Let's start by finding actives for a dataset where we already have known inactives like OPRK1. The other benefit is that there been many newly published OPRK1 structures.
Then, we can simply add our newly found actives, deduplicate them, and likely dock them without even having access to CCU clusters.
Let's use the criteria from GPCR Bench first, they mentioned that they plan to automatically update GPCR bench. I checked. The files appear to be on the DUD-E website but the downloads either fail or are corrupt. Found their github and tried there. The github is working but it is only the the old data from 9 years ago. Maybe worthwhile to email the authors about either the code, but for now - I can at least get the actives data.
I am getting the zip from github, in the meanwhile - the *.smi files contain the whole set post generation. The names are also given in an .id file.
tail -n 201 OPRK_chembl19_set.smi > bench_actives_oprk1.smi
The 201 ligand is the cocrystal ligand.
We need to check overlap with LIT PCBA OPRK1. I moved the .smi file to here as 'litpcba_actives_oprk1.smi'.
Will ICM be able to check identical mols?
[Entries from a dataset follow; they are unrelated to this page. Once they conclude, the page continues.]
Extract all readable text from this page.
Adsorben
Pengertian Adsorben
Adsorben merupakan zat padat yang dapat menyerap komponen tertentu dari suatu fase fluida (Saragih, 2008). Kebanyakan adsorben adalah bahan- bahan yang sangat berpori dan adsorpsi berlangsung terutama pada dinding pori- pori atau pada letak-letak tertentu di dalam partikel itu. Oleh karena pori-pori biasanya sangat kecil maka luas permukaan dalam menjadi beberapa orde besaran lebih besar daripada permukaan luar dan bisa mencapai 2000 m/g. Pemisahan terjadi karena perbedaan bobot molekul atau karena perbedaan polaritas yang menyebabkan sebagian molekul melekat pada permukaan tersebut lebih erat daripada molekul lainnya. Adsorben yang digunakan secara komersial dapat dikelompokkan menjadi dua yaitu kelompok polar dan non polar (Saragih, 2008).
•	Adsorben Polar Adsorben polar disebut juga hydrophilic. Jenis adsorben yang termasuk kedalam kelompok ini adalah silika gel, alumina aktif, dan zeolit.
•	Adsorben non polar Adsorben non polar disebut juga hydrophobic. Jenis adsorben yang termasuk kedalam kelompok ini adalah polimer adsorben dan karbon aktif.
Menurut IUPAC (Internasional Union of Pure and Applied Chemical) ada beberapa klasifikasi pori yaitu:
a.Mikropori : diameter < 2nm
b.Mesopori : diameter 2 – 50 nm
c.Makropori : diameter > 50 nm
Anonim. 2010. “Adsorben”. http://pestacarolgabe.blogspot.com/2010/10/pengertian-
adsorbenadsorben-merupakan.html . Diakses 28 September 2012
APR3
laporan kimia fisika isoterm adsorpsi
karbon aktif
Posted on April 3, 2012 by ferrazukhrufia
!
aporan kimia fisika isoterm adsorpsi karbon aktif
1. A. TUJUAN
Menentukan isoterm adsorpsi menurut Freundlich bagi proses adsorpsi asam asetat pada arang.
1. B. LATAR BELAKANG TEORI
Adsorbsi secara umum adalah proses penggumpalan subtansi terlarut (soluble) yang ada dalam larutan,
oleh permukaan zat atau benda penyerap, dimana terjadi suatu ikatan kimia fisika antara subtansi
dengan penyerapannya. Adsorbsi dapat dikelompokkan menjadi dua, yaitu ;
There might an issue with charge states, as GPCR Bench allowed for multiple protomers and their smiles are enumerated.
icm/def> find table exact litpcba_actives_oprk1 bench_actives_oprk1.mol select 0.5 ( no ? : charge )
Info> 0 hits selected in litpcba_actives_oprk1
icm/def> find table exact bench_actives_oprk1 litpcba_actives_oprk1.mol select 0.5 ( no ? : charge )
Info> 0 hits selected in bench_actives_oprk1
comparison within the set also looks fine
icm/def> find table bench_actives_oprk1 select index = Index( bench_actives_oprk1.mol exact )
Info> 0 hits selected in bench_actives_oprk1
icm/def> find table litpcba_actives_oprk1 select index = Index( litpcba_actives_oprk1.mol exact )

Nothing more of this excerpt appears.